3.3 Jésus est
le seul sauveur
Pour
favoriser la croissance des Églises, les chrétiens doivent dissiper la brume
causée par le flou sotériologique. Le
manque d’assurance, quant aux moyens de salut, sont paralysantes pour la
mission. Pour éviter une telle paralysie, les choses doivent être claires[1] : le Christ est la révélation complète et finale de
Dieu à l’humanité[2]. Malgré les nombreuses richesses des autres
religions[3], il n’y a pas d’autres chemins pour aller à Dieu et
les êtres humains ne sont pas sauvés par la sincérité avec laquelle ils suivent
la lumière qu’ils ont[4]. Jésus étant l’unique Sauveur, persuader les hommes et les femmes à
l’accepter et à le suivre n’est pas du prosélytisme mais un devoir.
McGavran s’appuie sur les versets
bibliques : Il n'y a pas sous le
ciel d'autre nom donné aux hommes, par lequel nous devions être sauvés (Ac
4:12). Jésus est le Chemin, la Vérité et la Vie. Nul ne vient au Père que par
lui (Cf. Jn 14:6)[5]. Les hommes et les femmes sont perdus et Dieu, comme
dans la parabole de la brebis perdue, se donne comme priorité d’aller à leur
recherche (Lc 15:3-7)[6]. L’auteur insiste pour dire que le but de la mission
n’est pas seulement de chercher, mais
aussi de trouver. Dieu veut que les
brebis perdues, c’est-à-dire tous les êtres humains qui ne sont pas réconciliés
avec Lui par le Christ, soient trouvées[7]. Être trouvé, c’est être baptisé et intégré à une
communauté chrétienne[8]. C’est ainsi que la mission devrait être évaluée.
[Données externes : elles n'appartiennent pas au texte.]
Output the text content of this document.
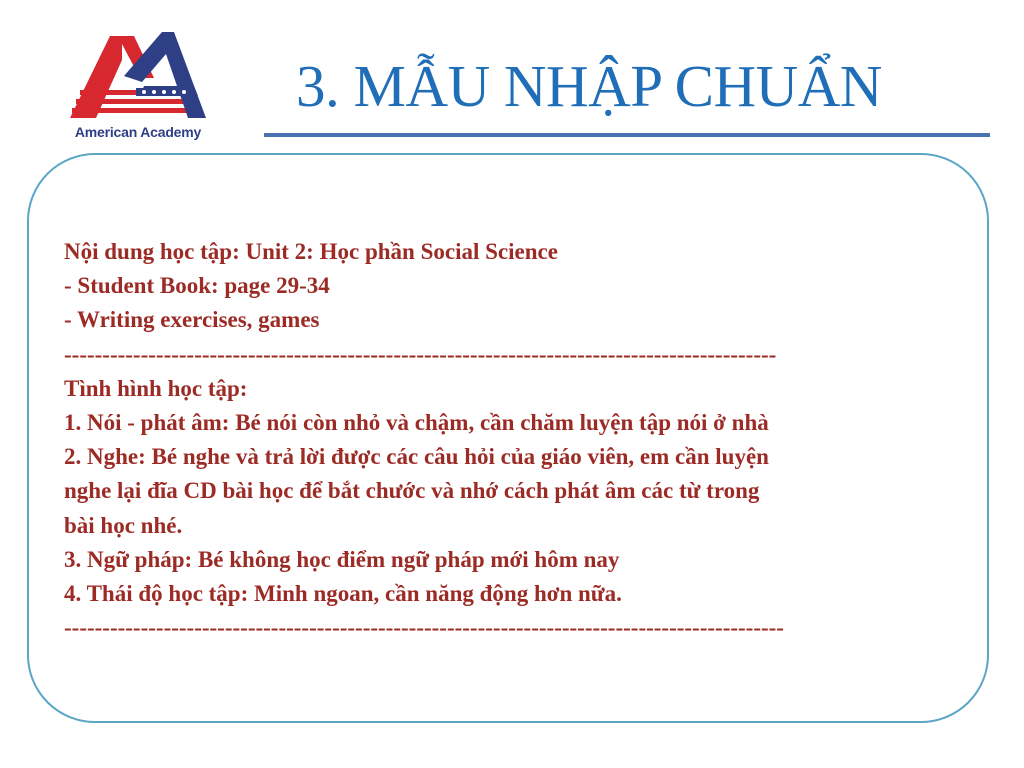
American Academy
3. MẪU NHẬP CHUẨN
Nội dung học tập: Unit 2: Học phần Social Science
- Student Book: page 29-34
- Writing exercises, games
---------------------------------------------------------------------------------------------
Tình hình học tập:
1. Nói - phát âm: Bé nói còn nhỏ và chậm, cần chăm luyện tập nói ở nhà
2. Nghe: Bé nghe và trả lời được các câu hỏi của giáo viên, em cần luyện
nghe lại đĩa CD bài học để bắt chước và nhớ cách phát âm các từ trong
bài học nhé.
3. Ngữ pháp: Bé không học điểm ngữ pháp mới hôm nay
4. Thái độ học tập: Minh ngoan, cần năng động hơn nữa.
----------------------------------------------------------------------------------------------
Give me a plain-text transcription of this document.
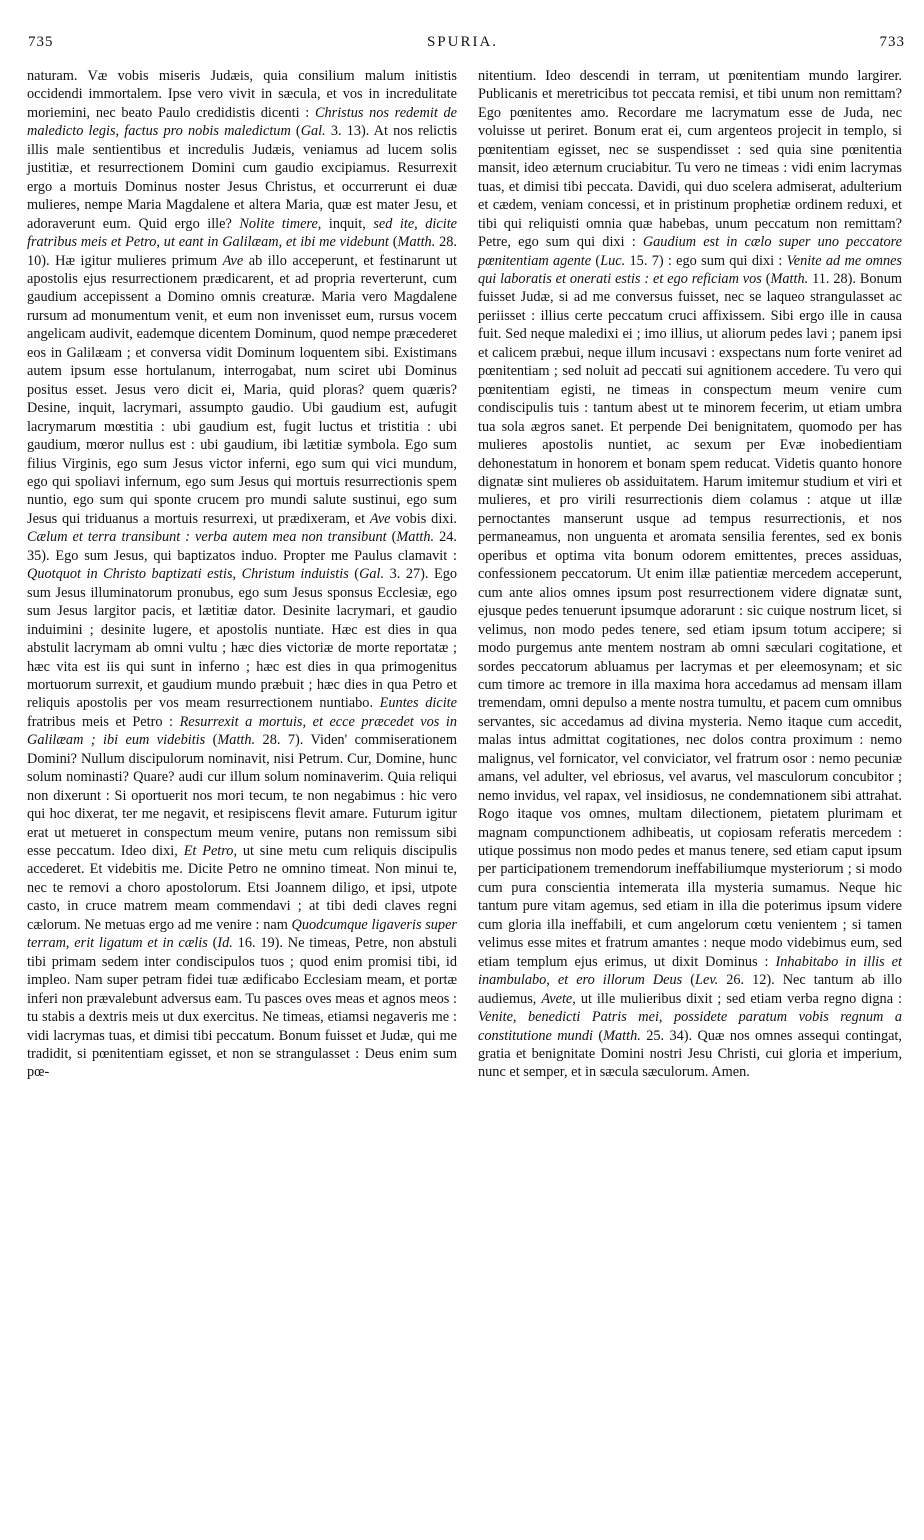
735	SPURIA.	733

naturam. Væ vobis miseris Judæis, quia consilium malum initistis occidendi immortalem. Ipse vero vivit in sæcula, et vos in incredulitate moriemini, nec beato Paulo credidistis dicenti : Christus nos redemit de maledicto legis, factus pro nobis maledictum (Gal. 3. 13). At nos relictis illis male sentientibus et incredulis Judæis, veniamus ad lucem solis justitiæ, et resurrectionem Domini cum gaudio excipiamus. Resurrexit ergo a mortuis Dominus noster Jesus Christus, et occurrerunt ei duæ mulieres, nempe Maria Magdalene et altera Maria, quæ est mater Jesu, et adoraverunt eum. Quid ergo ille? Nolite timere, inquit, sed ite, dicite fratribus meis et Petro, ut eant in Galilæam, et ibi me videbunt (Matth. 28. 10). Hæ igitur mulieres primum Ave ab illo acceperunt, et festinarunt ut apostolis ejus resurrectionem prædicarent, et ad propria reverterunt, cum gaudium accepissent a Domino omnis creaturæ. Maria vero Magdalene rursum ad monumentum venit, et eum non invenisset eum, rursus vocem angelicam audivit, eademque dicentem Dominum, quod nempe præcederet eos in Galilæam ; et conversa vidit Dominum loquentem sibi. Existimans autem ipsum esse hortulanum, interrogabat, num sciret ubi Dominus positus esset. Jesus vero dicit ei, Maria, quid ploras? quem quæris? Desine, inquit, lacrymari, assumpto gaudio. Ubi gaudium est, aufugit lacrymarum mœstitia : ubi gaudium est, fugit luctus et tristitia : ubi gaudium, mœror nullus est : ubi gaudium, ibi lætitiæ symbola. Ego sum filius Virginis, ego sum Jesus victor inferni, ego sum qui vici mundum, ego qui spoliavi infernum, ego sum Jesus qui mortuis resurrectionis spem nuntio, ego sum qui sponte crucem pro mundi salute sustinui, ego sum Jesus qui triduanus a mortuis resurrexi, ut prædixeram, et Ave vobis dixi. Cælum et terra transibunt : verba autem mea non transibunt (Matth. 24. 35). Ego sum Jesus, qui baptizatos induo. Propter me Paulus clamavit : Quotquot in Christo baptizati estis, Christum induistis (Gal. 3. 27). Ego sum Jesus illuminatorum pronubus, ego sum Jesus sponsus Ecclesiæ, ego sum Jesus largitor pacis, et lætitiæ dator. Desinite lacrymari, et gaudio induimini ; desinite lugere, et apostolis nuntiate. Hæc est dies in qua abstulit lacrymam ab omni vultu ; hæc dies victoriæ de morte reportatæ ; hæc vita est iis qui sunt in inferno ; hæc est dies in qua primogenitus mortuorum surrexit, et gaudium mundo præbuit ; hæc dies in qua Petro et reliquis apostolis per vos meam resurrectionem nuntiabo. Euntes dicite fratribus meis et Petro : Resurrexit a mortuis, et ecce præcedet vos in Galilæam ; ibi eum videbitis (Matth. 28. 7). Viden' commiserationem Domini? Nullum discipulorum nominavit, nisi Petrum. Cur, Domine, hunc solum nominasti? Quare? audi cur illum solum nominaverim. Quia reliqui non dixerunt : Si oportuerit nos mori tecum, te non negabimus : hic vero qui hoc dixerat, ter me negavit, et resipiscens flevit amare. Futurum igitur erat ut metueret in conspectum meum venire, putans non remissum sibi esse peccatum. Ideo dixi, Et Petro, ut sine metu cum reliquis discipulis accederet. Et videbitis me. Dicite Petro ne omnino timeat. Non minui te, nec te removi a choro apostolorum. Etsi Joannem diligo, et ipsi, utpote casto, in cruce matrem meam commendavi ; at tibi dedi claves regni cælorum. Ne metuas ergo ad me venire : nam Quodcumque ligaveris super terram, erit ligatum et in cælis (Id. 16. 19). Ne timeas, Petre, non abstuli tibi primam sedem inter condiscipulos tuos ; quod enim promisi tibi, id impleo. Nam super petram fidei tuæ ædificabo Ecclesiam meam, et portæ inferi non prævalebunt adversus eam. Tu pasces oves meas et agnos meos : tu stabis a dextris meis ut dux exercitus. Ne timeas, etiamsi negaveris me : vidi lacrymas tuas, et dimisi tibi peccatum. Bonum fuisset et Judæ, qui me tradidit, si pœnitentiam egisset, et non se strangulasset : Deus enim sum pœ-

nitentium. Ideo descendi in terram, ut pœnitentiam mundo largirer. Publicanis et meretricibus tot peccata remisi, et tibi unum non remittam? Ego pœnitentes amo. Recordare me lacrymatum esse de Juda, nec voluisse ut periret. Bonum erat ei, cum argenteos projecit in templo, si pœnitentiam egisset, nec se suspendisset : sed quia sine pœnitentia mansit, ideo æternum cruciabitur. Tu vero ne timeas : vidi enim lacrymas tuas, et dimisi tibi peccata. Davidi, qui duo scelera admiserat, adulterium et cædem, veniam concessi, et in pristinum prophetiæ ordinem reduxi, et tibi qui reliquisti omnia quæ habebas, unum peccatum non remittam? Petre, ego sum qui dixi : Gaudium est in cælo super uno peccatore pœnitentiam agente (Luc. 15. 7) : ego sum qui dixi : Venite ad me omnes qui laboratis et onerati estis : et ego reficiam vos (Matth. 11. 28). Bonum fuisset Judæ, si ad me conversus fuisset, nec se laqueo strangulasset ac periisset : illius certe peccatum cruci affixissem. Sibi ergo ille in causa fuit. Sed neque maledixi ei ; imo illius, ut aliorum pedes lavi ; panem ipsi et calicem præbui, neque illum incusavi : exspectans num forte veniret ad pœnitentiam ; sed noluit ad peccati sui agnitionem accedere. Tu vero qui pœnitentiam egisti, ne timeas in conspectum meum venire cum condiscipulis tuis : tantum abest ut te minorem fecerim, ut etiam umbra tua sola ægros sanet. Et perpende Dei benignitatem, quomodo per has mulieres apostolis nuntiet, ac sexum per Evæ inobedientiam dehonestatum in honorem et bonam spem reducat. Videtis quanto honore dignatæ sint mulieres ob assiduitatem. Harum imitemur studium et viri et mulieres, et pro virili resurrectionis diem colamus : atque ut illæ pernoctantes manserunt usque ad tempus resurrectionis, et nos permaneamus, non unguenta et aromata sensilia ferentes, sed ex bonis operibus et optima vita bonum odorem emittentes, preces assiduas, confessionem peccatorum. Ut enim illæ patientiæ mercedem acceperunt, cum ante alios omnes ipsum post resurrectionem videre dignatæ sunt, ejusque pedes tenuerunt ipsumque adorarunt : sic cuique nostrum licet, si velimus, non modo pedes tenere, sed etiam ipsum totum accipere; si modo purgemus ante mentem nostram ab omni sæculari cogitatione, et sordes peccatorum abluamus per lacrymas et per eleemosynam; et sic cum timore ac tremore in illa maxima hora accedamus ad mensam illam tremendam, omni depulso a mente nostra tumultu, et pacem cum omnibus servantes, sic accedamus ad divina mysteria. Nemo itaque cum accedit, malas intus admittat cogitationes, nec dolos contra proximum : nemo malignus, vel fornicator, vel conviciator, vel fratrum osor : nemo pecuniæ amans, vel adulter, vel ebriosus, vel avarus, vel masculorum concubitor ; nemo invidus, vel rapax, vel insidiosus, ne condemnationem sibi attrahat. Rogo itaque vos omnes, multam dilectionem, pietatem plurimam et magnam compunctionem adhibeatis, ut copiosam referatis mercedem : utique possimus non modo pedes et manus tenere, sed etiam caput ipsum per participationem tremendorum ineffabiliumque mysteriorum ; si modo cum pura conscientia intemerata illa mysteria sumamus. Neque hic tantum pure vitam agemus, sed etiam in illa die poterimus ipsum videre cum gloria illa ineffabili, et cum angelorum cœtu venientem ; si tamen velimus esse mites et fratrum amantes : neque modo videbimus eum, sed etiam templum ejus erimus, ut dixit Dominus : Inhabitabo in illis et inambulabo, et ero illorum Deus (Lev. 26. 12). Nec tantum ab illo audiemus, Avete, ut ille mulieribus dixit ; sed etiam verba regno digna : Venite, benedicti Patris mei, possidete paratum vobis regnum a constitutione mundi (Matth. 25. 34). Quæ nos omnes assequi contingat, gratia et benignitate Domini nostri Jesu Christi, cui gloria et imperium, nunc et semper, et in sæcula sæculorum. Amen.
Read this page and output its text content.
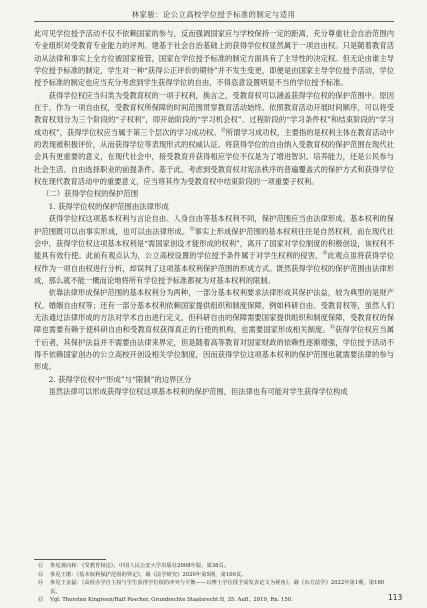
林家骏：论公立高校学位授予标准的制定与适用

此可见学位授予活动不仅不依赖国家的参与，反而强调国家应与学校保持一定的距离，充分尊重社会自治范围内专业组织对受教育专业能力的评判。建基于社会自治基础上的获得学位权显然属于一项自由权。只是随着教育活动从法律和事实上全方位被国家接管，国家在学位授予标准的制定方面具有了主导性的决定权。但无论由谁主导学位授予标准的制定，学生对一种“获得公正评价的期待”并不发生变更，即便是由国家主导学位授予活动，学位授予标准的制定也应当充分考虑到学生获得学位的自由，不得恣意设置明显不当的学位授予标准。

获得学位权应当归类为受教育权的一项子权利，换言之，受教育权可以涵盖获得学位权的保护范围中。原因在于，作为一项自由权，受教育权所保障的时间范围贯穿教育活动始终。依照教育活动开展时间顺序，可以将受教育权划分为三个阶段的“子权利”，即开始阶段的“学习机会权”、过程阶段的“学习条件权”和结束阶段的“学习成功权”，获得学位权应当属于第三个层次的学习成功权。⑫所谓学习成功权，主要指的是权利主体在教育活动中的表现被积极评价，从而获得学位等表现形式的权威认证。将获得学位的自由纳入受教育权的保护范围在现代社会具有更重要的意义，在现代社会中，接受教育并获得相应学位不仅是为了增进智识、培养能力，还是公民参与社会生活、自由选择职业的前提条件。基于此，考虑到受教育权对宪法秩序的普遍覆盖式的保护方式和获得学位权在现代教育活动中的重要意义，应当将其作为受教育权中结束阶段的一项重要子权利。

（二）获得学位权的保护范围

1. 获得学位权的保护范围由法律形成

获得学位权这项基本权利与言论自由、人身自由等基本权利不同，保护范围应当由法律形成。基本权利的保护范围既可以由事实形成，也可以由法律形成。⑬事实上形成保护范围的基本权利往往是自然权利，而在现代社会中，获得学位权这项基本权利是“需国家创设才能形成的权利”，离开了国家对学位制度的积极创设，该权利不能具有效行使。此前有观点认为，公立高校设置的学位授予条件属于对学生权利的侵害，⑭此观点虽将获得学位权作为一项自由权进行分析，却误判了这项基本权利保护范围的形成方式。既然获得学位权的保护范围由法律形成，那么就不能一概而论地将所有学位授予标准都视为对基本权利的限制。

依靠法律形成保护范围的基本权利分为两种，一部分基本权利要求法律形成其保护法益，较为典型的是财产权、婚姻自由权等；还有一部分基本权利依赖国家提供组织和制度保障，例如科研自由、受教育权等，虽然人们无法通过法律形成的方法对学术自由进行定义，但科研自由的保障需要国家提供组织和制度保障，受教育权的保障也需要有赖于使科研自由和受教育权获得真正的行使的机构，也需要国家形成相关制度。⑮获得学位权应当属于后者，其保护法益并不需要由法律来界定，但是随着高等教育对国家财政的依赖性逐渐增强，学位授予活动不得不依赖国家创办的公立高校开创设相关学位制度，因而获得学位这项基本权利的保护范围也就需要法律的参与形成。

2. 获得学位权中“形成”与“限制”的边界区分

虽然法律可以形成获得学位权这项基本权利的保护范围，但法律也有可能对学生获得学位构成

⑫ 参见龚向和：《受教育权论》，中国人民公安大学出版社2008年版，第38页。

⑬ 参见王锴：《基本权利保护范围的界定》，载《法学研究》2020年第5期，第100页。

⑭ 参见王金磊：《高校办学自主权与学生获得学位权的冲突与平衡——以博士学位授予需发表论文为视角》，载《东方法学》2022年第1期，第160页。

⑮ Vgl. Thorsten Kingreen/Ralf Poscher, Grundrechte Staatsrecht II, 35. Aufl., 2019, Rn. 150.	113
Le but des chrétiens est donc d’agir pour
amener les hommes et les femmes de ce monde dans une relation vivante avec
Jésus-Christ. La mission chrétienne peut être définie comme suit : Une entreprise consacrée à proclamer la
Bonne Nouvelle de Jésus-Christ et à convaincre les hommes à devenir ses
disciples et des membres responsables de son Église[9].